# exercises for YOU (and maybe your horse)



## pheobe111 (Feb 18, 2019)

Hi! 

So in short, the winter hasnt been very kind to me, or university lol. 

im looking for some good exercises that you guys might do to kinda layer off the winter fluffies??

My boy is getting kinda chunky as well so maybe something horse related so it could benefit him as well. either ground work or under saddle exercises. My fitness test for my job is coming up in a few months so i should probably get on it considering i let myself get to 170lbs (heaviest i’ve ever been).

open to all recommendations 🙂


----------



## ACinATX (Sep 12, 2018)

If you want to both lose weight, go on treks. You on the ground, him on a lead rope. Start off walking, but work up to jogging / trotting. Go over poles -- both of you! Hmm... looking at your avatar and all that snow... guess I'm going to add that this would be weather permitting...


----------



## pheobe111 (Feb 18, 2019)

ACinATX said:


> If you want to both lose weight, go on treks. You on the ground, him on a lead rope. Start off walking, but work up to jogging / trotting. Go over poles -- both of you! Hmm... looking at your avatar and all that snow... guess I'm going to add that this would be weather permitting...


*fingers crossed* i think we might be done with our winter 😁


----------



## Jolly101 (Jul 2, 2018)

For you: the gym, if possible. Exercises focusing on legs, abs and upper back. I like planks, squats, leg lifts and pretty much anything that sneaks in exercise without me noticing (hikes, swimming, etc) haha. I prefer weight lifting over cardio. 

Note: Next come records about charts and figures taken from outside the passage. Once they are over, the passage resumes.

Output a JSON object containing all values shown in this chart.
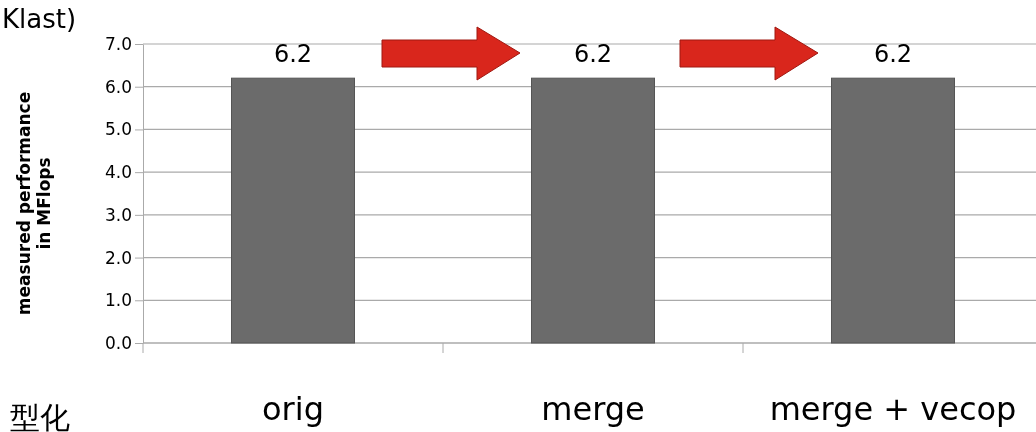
{
  "chart_data": {
    "type": "bar",
    "categories": [
      "orig",
      "merge",
      "merge + vecop"
    ],
    "values": [
      6.2,
      6.2,
      6.2
    ],
    "color": "#6b6b6b",
    "data_labels": true,
    "ylabel": "measured performance\nin MFlops",
    "ylim": [
      0,
      7
    ],
    "yticks": [
      {
        "value": 0,
        "label": "0.0"
      },
      {
        "value": 1,
        "label": "1.0"
      },
      {
        "value": 2,
        "label": "2.0"
      },
      {
        "value": 3,
        "label": "3.0"
      },
      {
        "value": 4,
        "label": "4.0"
      },
      {
        "value": 5,
        "label": "5.0"
      },
      {
        "value": 6,
        "label": "6.0"
      },
      {
        "value": 7,
        "label": "7.0"
      }
    ],
    "grid": "y",
    "annotations": [
      "Klast)",
      "型化"
    ]
  }
}
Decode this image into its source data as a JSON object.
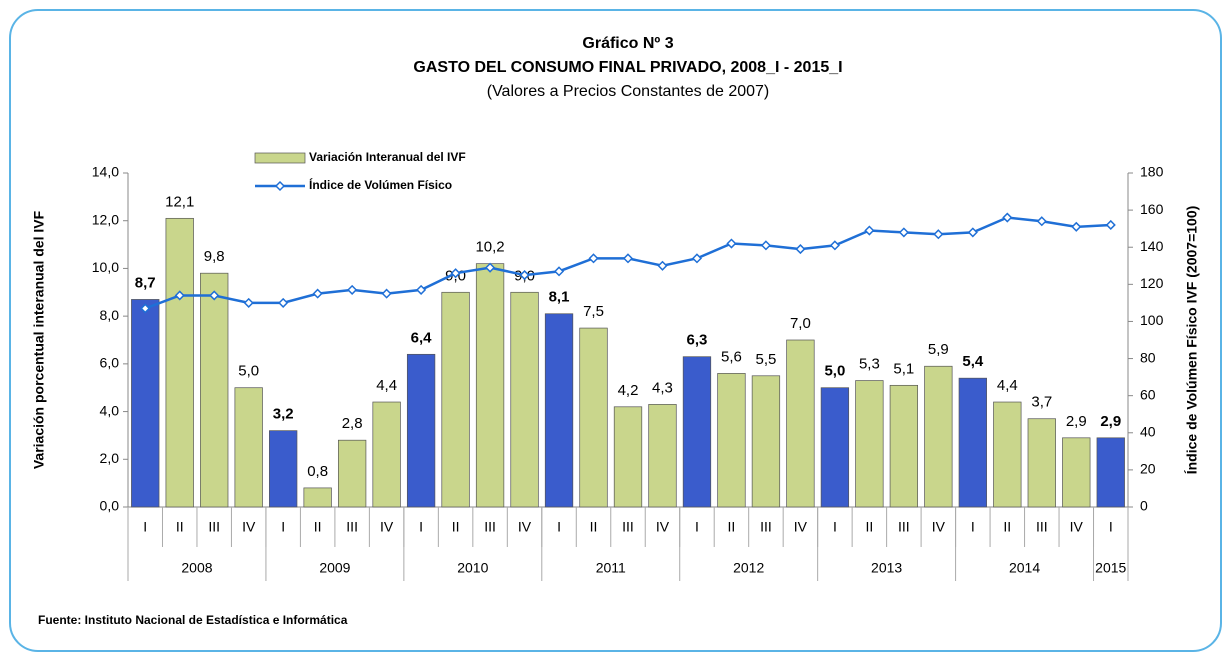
{
  "chart_data": {
    "type": "bar-line",
    "title": "Gráfico Nº 3",
    "subtitle": "GASTO DEL CONSUMO FINAL PRIVADO, 2008_I - 2015_I",
    "note": "(Valores a Precios Constantes de 2007)",
    "ylabel": "Variación porcentual interanual del IVF",
    "y2label": "Índice de Volúmen Físico IVF (2007=100)",
    "source": "Fuente: Instituto Nacional de Estadística e Informática",
    "categories": [
      "I",
      "II",
      "III",
      "IV",
      "I",
      "II",
      "III",
      "IV",
      "I",
      "II",
      "III",
      "IV",
      "I",
      "II",
      "III",
      "IV",
      "I",
      "II",
      "III",
      "IV",
      "I",
      "II",
      "III",
      "IV",
      "I",
      "II",
      "III",
      "IV",
      "I"
    ],
    "category_groups": [
      {
        "name": "2008",
        "count": 4
      },
      {
        "name": "2009",
        "count": 4
      },
      {
        "name": "2010",
        "count": 4
      },
      {
        "name": "2011",
        "count": 4
      },
      {
        "name": "2012",
        "count": 4
      },
      {
        "name": "2013",
        "count": 4
      },
      {
        "name": "2014",
        "count": 4
      },
      {
        "name": "2015",
        "count": 1
      }
    ],
    "ylim": [
      0,
      14
    ],
    "yticks": [
      {
        "value": 0,
        "label": "0,0"
      },
      {
        "value": 2,
        "label": "2,0"
      },
      {
        "value": 4,
        "label": "4,0"
      },
      {
        "value": 6,
        "label": "6,0"
      },
      {
        "value": 8,
        "label": "8,0"
      },
      {
        "value": 10,
        "label": "10,0"
      },
      {
        "value": 12,
        "label": "12,0"
      },
      {
        "value": 14,
        "label": "14,0"
      }
    ],
    "y2lim": [
      0,
      180
    ],
    "y2ticks": [
      0,
      20,
      40,
      60,
      80,
      100,
      120,
      140,
      160,
      180
    ],
    "legend": "top-left",
    "series": [
      {
        "name": "Variación Interanual del IVF",
        "type": "bar",
        "color": "#c9d68c",
        "highlight_color": "#3a5ccc",
        "colors": [
          "#3a5ccc",
          "#c9d68c",
          "#c9d68c",
          "#c9d68c",
          "#3a5ccc",
          "#c9d68c",
          "#c9d68c",
          "#c9d68c",
          "#3a5ccc",
          "#c9d68c",
          "#c9d68c",
          "#c9d68c",
          "#3a5ccc",
          "#c9d68c",
          "#c9d68c",
          "#c9d68c",
          "#3a5ccc",
          "#c9d68c",
          "#c9d68c",
          "#c9d68c",
          "#3a5ccc",
          "#c9d68c",
          "#c9d68c",
          "#c9d68c",
          "#3a5ccc",
          "#c9d68c",
          "#c9d68c",
          "#c9d68c",
          "#3a5ccc"
        ],
        "values": [
          8.7,
          12.1,
          9.8,
          5.0,
          3.2,
          0.8,
          2.8,
          4.4,
          6.4,
          9.0,
          10.2,
          9.0,
          8.1,
          7.5,
          4.2,
          4.3,
          6.3,
          5.6,
          5.5,
          7.0,
          5.0,
          5.3,
          5.1,
          5.9,
          5.4,
          4.4,
          3.7,
          2.9,
          2.9
        ],
        "value_labels": [
          "8,7",
          "12,1",
          "9,8",
          "5,0",
          "3,2",
          "0,8",
          "2,8",
          "4,4",
          "6,4",
          "9,0",
          "10,2",
          "9,0",
          "8,1",
          "7,5",
          "4,2",
          "4,3",
          "6,3",
          "5,6",
          "5,5",
          "7,0",
          "5,0",
          "5,3",
          "5,1",
          "5,9",
          "5,4",
          "4,4",
          "3,7",
          "2,9",
          "2,9"
        ]
      },
      {
        "name": "Índice de Volúmen Físico",
        "type": "line",
        "axis": "y2",
        "color": "#1f6fd6",
        "values": [
          107,
          114,
          114,
          110,
          110,
          115,
          117,
          115,
          117,
          126,
          129,
          125,
          127,
          134,
          134,
          130,
          134,
          142,
          141,
          139,
          141,
          149,
          148,
          147,
          148,
          156,
          154,
          151,
          152
        ]
      }
    ]
  }
}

For your horse, I agree with ACinATX, but that is difficult to do in the snow. However, as long as there isn't much ice, your could start trail riding or walking around the property. You could also have your horse do some belly lifts:


----------



## pheobe111 (Feb 18, 2019)

Just had an insane workout at the gym and was able to burn 1,300 calories 😁


----------



## Thundering Hooves (Dec 16, 2019)

For you I would say lots of legs and core for ridding I would just look up some on pintrest.


----------